Can immunotherapy prevent and cure Alzheimer’s disease? For the past fifteen years, this therapeutic avenue has aroused hope. And a new French study published in Brain brings its stone to the edifice.
In animals, the injection of interleukin-2, a molecule produced by the immune system, has reduced brain inflammation and restored cognitive functions impaired by dementia.
Alzheimer’s disease is a neurodegenerative disease. This pathological brain destruction is faster than normal aging, and more targeted too. The death of neurons starts in the hippocampus before spreading to the rest of the brain. A cellular disappearance which generates an inflammation which itself contributes to amplify the neurodegeneration. Interrupting this vicious circle therefore presents itself as a serious avenue for slowing the progression of the disease.
Boost the immune system
French researchers from Inserm (1) therefore sought to boost the anti-inflammatory processes already existing in the brain. This task falls to the immune cells, called astrocytes and microglia, which attack amyloid plaques, one of the causes of Alzheimer’s disease, and which secrete cytokines responsible for regulating the intensity of the immune response. Among them, interleukin-2 (IL-2) is observed.

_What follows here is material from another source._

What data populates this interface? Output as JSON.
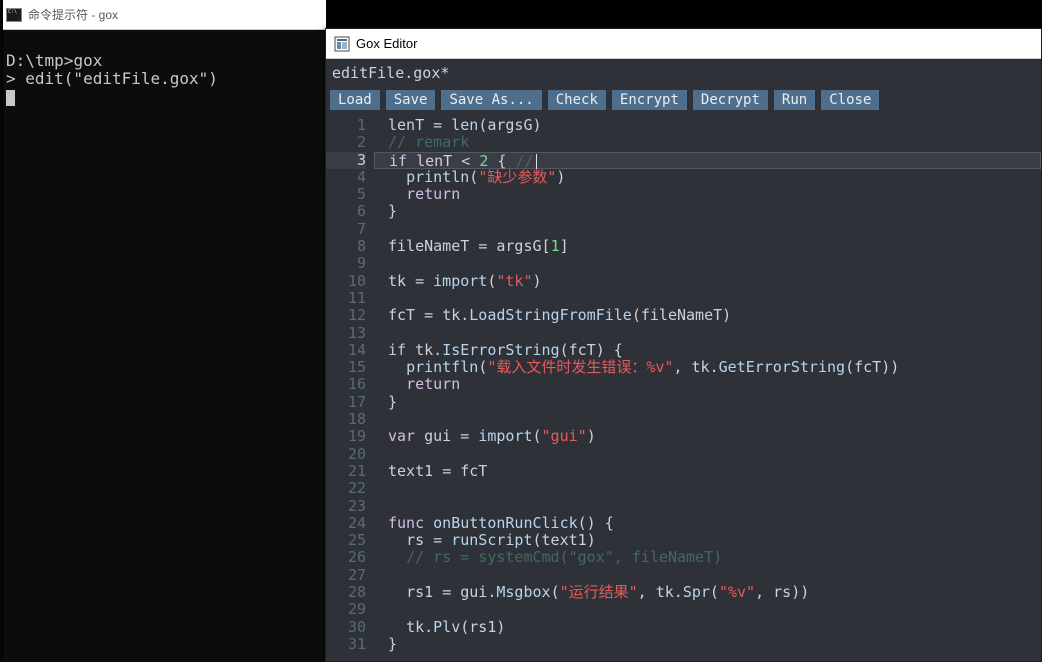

However, laboratory mice lacking this molecule have impaired learning and memory faculties. Signs similar to Alzheimer’s disease. A significant decrease in IL-2 is also found in patients who died of Alzheimer’s disease, scientists report.
Upcoming trials in humans
These consistent observations therefore led the research team to treat mice affected by this disease with IL-2 injections. After several weeks of treatment, the presence of amyloid plaques regressed and neuronal connections were reformed. Improvements synonymous with the recovery of certain cognitive functions such as memory.
Unlike mice not treated with IL-2, guinea pigs that received the treatment passed memory tests as well as healthy animals.
“This work demonstrates the value of immunotherapies for the treatment of Alzheimer’s disease, and in particular the value of interleukin-2,” say the authors. This treatment addresses the consequences of the disease, the loss of synapses and the cognitive symptoms that accompany it. Its therapeutic potential will now have to be evaluated in humans ”.
(1) This work was directed by the teams of Nathalie Cartier-Lacave (Joint Inserm-CEA 1169 Unit “Genetic, genetic, epigenetic therapy in neurology, endocrinology, cardiology and child development”) and David Klatzmann (Director of the Joint Inserm-Pierre and Marie Curie University Unit 959 “Immunology, immunopathology, immunotherapy” and head of the biotherapies department at the Pitié-Salpêtrière hospital, AP-HP).